Mein schönstes war ganz klar der Moment, als ich endlich im Wald, in dem ich die meiste Zeit verbringe, den Baum der Waldkäuze entdeckt habe, den ich schon so lange dort vermutet hatte und der zu der Zeit sogar noch mit Jungtieren aufwarten konnte.

Das Ereignis, das mir wohl ewig nachhängen wird, hat mit einem jungen Dachs zu tun und war nicht mit einer fotogra­fi­schen Tour verknüpft. Eines Tages haben wir unweit unserer Wohnung einen jungen, apathisch wirkenden Dachs neben der Straße aufge­funden. Nach ein paar wenig befrie­di­genden Gesprächen haben wir den armen Kerl, der offen­sichtlich dehydriert war und auch starken Parasi­ten­befall hatte, zur Notfall­klinik gebracht, wo er dann nur noch einge­schläfert wurde. Ich weiß, dass es bei Wildtieren durchaus immer schwierig ist, eine tolle Lösung zu finden, aber ich hatte hier bei allen Betei­ligten das Gefühl, es wäre für den Moment etwas Lästiges, das schnell weg muss.

Eindrucksvoll ist generell alles. Ich kann nur immer wieder staunen, was die Natur bewerk­stelligt, wie Lebewesen sich an bestimmte Situa­tionen anpassen oder welche Strapazen manche Tiere auf sich nehmen können. Was mich zuletzt richtig beein­druckt hat, war die Menge von Feuer­sa­la­mandern in meinem Salaman­derwald. Auf diesem Nacht­spa­ziergang sind mir knapp 150 dieser Tiere über den Weg gelaufen.

Was ist für dich das spannendste an der Natur­fo­to­grafie und was würdest du einem absoluten Neuein­steiger hinsichtlich Technik und Philo­sophie raten?

Spannend daran ist natürlich, dass man fast nie voraus­sagen kann, was passiert und was einem letzt­endlich begegnet. Das kann in mancher Hinsicht auch etwas ernüch­ternd sein, aber dafür gibt es auch wieder Tage, an denen klappt einfach alles und man wird belohnt. Es ist toll, etwas zu erleben, auf das man Wochen, Monate oder gar Jahre hinge­ar­beitet oder ‑gefiebert- hat oder eben etwas, das einfach spontan passiert.

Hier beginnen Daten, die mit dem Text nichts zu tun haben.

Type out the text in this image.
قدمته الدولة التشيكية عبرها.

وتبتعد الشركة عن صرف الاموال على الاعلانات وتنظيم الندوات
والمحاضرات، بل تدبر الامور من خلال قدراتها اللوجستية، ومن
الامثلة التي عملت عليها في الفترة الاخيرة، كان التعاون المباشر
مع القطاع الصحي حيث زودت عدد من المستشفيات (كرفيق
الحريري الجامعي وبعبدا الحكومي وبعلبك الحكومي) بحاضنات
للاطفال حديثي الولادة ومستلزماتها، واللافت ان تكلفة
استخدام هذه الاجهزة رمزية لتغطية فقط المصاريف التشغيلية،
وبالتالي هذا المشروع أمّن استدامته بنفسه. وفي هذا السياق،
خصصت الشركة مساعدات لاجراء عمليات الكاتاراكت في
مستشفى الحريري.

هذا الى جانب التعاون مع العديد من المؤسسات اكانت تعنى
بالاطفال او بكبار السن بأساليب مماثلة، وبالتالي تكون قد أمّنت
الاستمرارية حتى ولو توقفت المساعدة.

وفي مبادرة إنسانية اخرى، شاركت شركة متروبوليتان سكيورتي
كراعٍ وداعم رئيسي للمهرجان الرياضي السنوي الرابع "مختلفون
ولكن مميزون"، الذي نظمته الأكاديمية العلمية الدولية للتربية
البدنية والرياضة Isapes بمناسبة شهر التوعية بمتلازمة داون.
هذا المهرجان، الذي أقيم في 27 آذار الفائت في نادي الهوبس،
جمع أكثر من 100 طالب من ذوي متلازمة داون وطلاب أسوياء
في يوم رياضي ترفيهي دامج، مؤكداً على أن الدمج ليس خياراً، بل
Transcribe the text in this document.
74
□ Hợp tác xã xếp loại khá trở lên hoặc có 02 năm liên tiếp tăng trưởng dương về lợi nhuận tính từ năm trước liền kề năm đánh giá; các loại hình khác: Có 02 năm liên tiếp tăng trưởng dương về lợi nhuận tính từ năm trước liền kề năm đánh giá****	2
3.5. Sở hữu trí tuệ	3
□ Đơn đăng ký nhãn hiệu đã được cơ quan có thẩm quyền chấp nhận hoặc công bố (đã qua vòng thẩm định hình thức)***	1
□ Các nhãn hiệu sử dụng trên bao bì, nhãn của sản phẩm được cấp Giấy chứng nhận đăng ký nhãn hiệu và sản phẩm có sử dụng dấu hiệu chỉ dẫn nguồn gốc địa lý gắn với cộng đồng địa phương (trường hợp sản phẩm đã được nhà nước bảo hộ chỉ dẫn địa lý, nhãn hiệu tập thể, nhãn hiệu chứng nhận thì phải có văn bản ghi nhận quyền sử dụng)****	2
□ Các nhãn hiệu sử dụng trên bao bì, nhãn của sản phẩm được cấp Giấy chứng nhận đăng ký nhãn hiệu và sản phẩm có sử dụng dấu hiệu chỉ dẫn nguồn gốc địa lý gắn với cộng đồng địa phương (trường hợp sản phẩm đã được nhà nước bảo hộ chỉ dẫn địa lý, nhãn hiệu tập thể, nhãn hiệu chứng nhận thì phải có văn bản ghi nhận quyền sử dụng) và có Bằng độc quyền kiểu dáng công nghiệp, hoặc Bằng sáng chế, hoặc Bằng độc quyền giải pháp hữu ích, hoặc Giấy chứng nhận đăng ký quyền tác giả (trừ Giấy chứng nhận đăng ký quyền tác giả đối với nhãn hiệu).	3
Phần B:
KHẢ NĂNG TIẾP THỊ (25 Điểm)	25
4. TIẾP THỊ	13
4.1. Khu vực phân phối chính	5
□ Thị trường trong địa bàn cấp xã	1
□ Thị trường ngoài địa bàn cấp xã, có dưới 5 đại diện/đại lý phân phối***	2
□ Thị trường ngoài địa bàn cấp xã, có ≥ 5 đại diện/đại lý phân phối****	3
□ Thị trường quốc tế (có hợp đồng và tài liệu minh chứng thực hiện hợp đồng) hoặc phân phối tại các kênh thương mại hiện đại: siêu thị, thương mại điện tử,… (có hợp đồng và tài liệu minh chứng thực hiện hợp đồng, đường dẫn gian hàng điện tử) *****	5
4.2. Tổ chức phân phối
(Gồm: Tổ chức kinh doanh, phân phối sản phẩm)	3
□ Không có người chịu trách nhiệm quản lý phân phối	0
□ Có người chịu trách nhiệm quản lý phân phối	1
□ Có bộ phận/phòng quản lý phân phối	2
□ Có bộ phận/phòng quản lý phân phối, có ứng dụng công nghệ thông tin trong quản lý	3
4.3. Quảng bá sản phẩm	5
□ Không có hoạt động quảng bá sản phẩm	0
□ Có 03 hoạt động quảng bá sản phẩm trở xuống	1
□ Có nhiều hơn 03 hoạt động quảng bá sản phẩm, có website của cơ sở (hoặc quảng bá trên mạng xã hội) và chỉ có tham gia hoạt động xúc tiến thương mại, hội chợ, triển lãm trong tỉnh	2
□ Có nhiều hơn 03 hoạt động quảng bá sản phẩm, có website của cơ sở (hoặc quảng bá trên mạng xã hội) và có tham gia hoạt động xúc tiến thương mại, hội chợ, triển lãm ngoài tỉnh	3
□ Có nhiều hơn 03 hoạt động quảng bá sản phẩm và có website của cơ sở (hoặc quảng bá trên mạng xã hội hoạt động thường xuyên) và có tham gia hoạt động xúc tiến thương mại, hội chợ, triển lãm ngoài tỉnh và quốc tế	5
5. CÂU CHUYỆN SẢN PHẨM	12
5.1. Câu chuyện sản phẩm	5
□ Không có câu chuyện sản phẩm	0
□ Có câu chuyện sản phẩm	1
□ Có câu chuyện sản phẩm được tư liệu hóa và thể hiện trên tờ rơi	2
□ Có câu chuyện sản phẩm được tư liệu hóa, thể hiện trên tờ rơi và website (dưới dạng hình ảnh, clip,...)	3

Der Neuein­steiger sollte sich auf jeden Fall von Fachper­sonal beraten lassen und die Gerät­schaften auspro­bieren. Es ist äußerst hilfreich, eine Kamera schnell und sicher bedienen zu können und das ist eine recht indivi­duelle Empfindung. Die Einstei­ger­ka­meras überfordern einen nicht mit all den Möglich­keiten, die die profes­sio­nellen oder semi-profes­sio­nellen Geräte bieten. Aller­dings, und das ist meine persön­liche Meinung, kann man diese oftmals nur umständlich auf neue Situa­tionen einstellen. Im Bereich der Natur­fo­to­grafie sollte man auf jeden Fall ein langes Teleob­jektiv (z.B. 150 – 600mm) und ein kurzes (z.B. 70 – 200mm) besitzen, ein Makro­ob­jektiv (z.B. 100mm 2.8) und eines für Weitwin­kel­auf­nahmen (z.B. 17 – 50mm).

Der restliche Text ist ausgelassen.